Baca berita dengan sedikit iklan, klik di sini
Third Person
Sutradara: Paul Haggis
Skenario: Paul Haggis
Pemain: Liam Neeson, Kim Basinger, Adrien Broody, James Franco, Mila Kunis
Durasi: 137 menit
Produksi: D Films
White—the color of trust, and belief, and lies. Kalimat itu diketik Michael (Liam Neeson) sebagai bagian dari tulisan untuk novel terbarunya. Penulis paruh baya yang meraih Penghargaan Pulitzer lewat novel pertamanya itu terbang ke Paris, Prancis, hanya untuk merampungkan novelnya tersebut. Kalimat itu juga menjadi semacam kata kunci yang diberikan Paul Haggis kepada penonton untuk memecahkan teka-teki yang dia sodorkan dalam film terbarunya, Third Person.

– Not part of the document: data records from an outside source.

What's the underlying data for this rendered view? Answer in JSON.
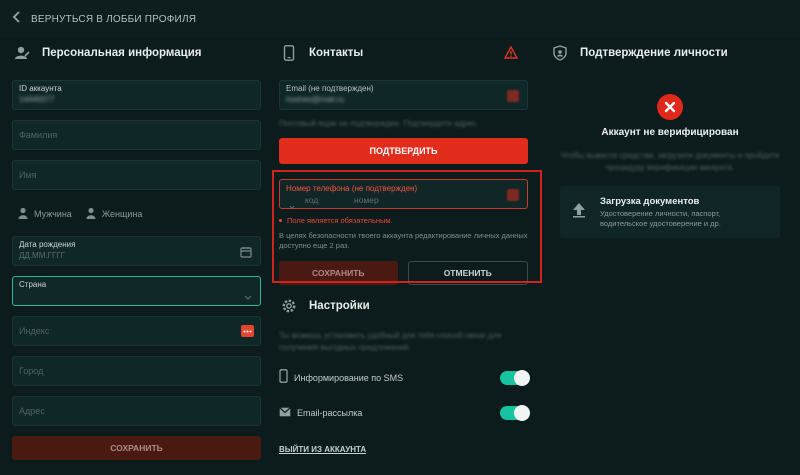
{
  "topbar": {
    "back_label": "ВЕРНУТЬСЯ В ЛОББИ ПРОФИЛЯ"
  },
  "personal": {
    "title": "Персональная информация",
    "account_id_label": "ID аккаунта",
    "account_id_value": "14440077",
    "surname_placeholder": "Фамилия",
    "name_placeholder": "Имя",
    "gender_male": "Мужчина",
    "gender_female": "Женщина",
    "birthdate_label": "Дата рождения",
    "birthdate_placeholder": "ДД.ММ.ГГГГ",
    "country_label": "Страна",
    "index_placeholder": "Индекс",
    "city_placeholder": "Город",
    "address_placeholder": "Адрес",
    "save_label": "СОХРАНИТЬ"
  },
  "contacts": {
    "title": "Контакты",
    "email_label": "Email (не подтвержден)",
    "email_value": "hoshes@mail.ru",
    "hint_text": "Почтовый ящик не подтвержден. Подтвердите адрес.",
    "confirm_label": "ПОДТВЕРДИТЬ",
    "phone_label": "Номер телефона (не подтвержден)",
    "phone_code_placeholder": "код",
    "phone_number_placeholder": "номер",
    "error_text": "Поле является обязательным.",
    "note_text": "В целях безопасности твоего аккаунта редактирование личных данных доступно еще 2 раз.",
    "save_label": "СОХРАНИТЬ",
    "cancel_label": "ОТМЕНИТЬ"
  },
  "settings": {
    "title": "Настройки",
    "hint_text": "Ты можешь установить удобный для тебя способ связи для получения выгодных предложений.",
    "sms_label": "Информирование по SMS",
    "email_label": "Email-рассылка",
    "logout_label": "ВЫЙТИ ИЗ АККАУНТА"
  },
  "verification": {
    "title": "Подтверждение личности",
    "status_text": "Аккаунт не верифицирован",
    "hint_text": "Чтобы вывести средства, загрузите документы и пройдите процедуру верификации аккаунта.",
    "upload_title": "Загрузка документов",
    "upload_desc_line1": "Удостоверение личности, паспорт,",
    "upload_desc_line2": "водительское удостоверение и др."
  },
  "colors": {
    "accent": "#e32d1c",
    "toggle": "#18c3a0",
    "background": "#0c1b1b"
  }
}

Sebagai sineas, kemampuan Haggis mengaduk-aduk rasa penasaran penonton memang sudah tidak diragukan. Salah satu ciri khasnya adalah membuat alur cerita laksana kepingan puzzle yang kemudian disusun menjadi satu rangkaian cerita dengan akhir yang menyentuh. Formula ini pula yang dia gunakan dalam film Crash, yang sukses memboyong Piala Oscar pada 2006 dan membuat namanya semakin diperhitungkan di jagat perfilman Hollywood.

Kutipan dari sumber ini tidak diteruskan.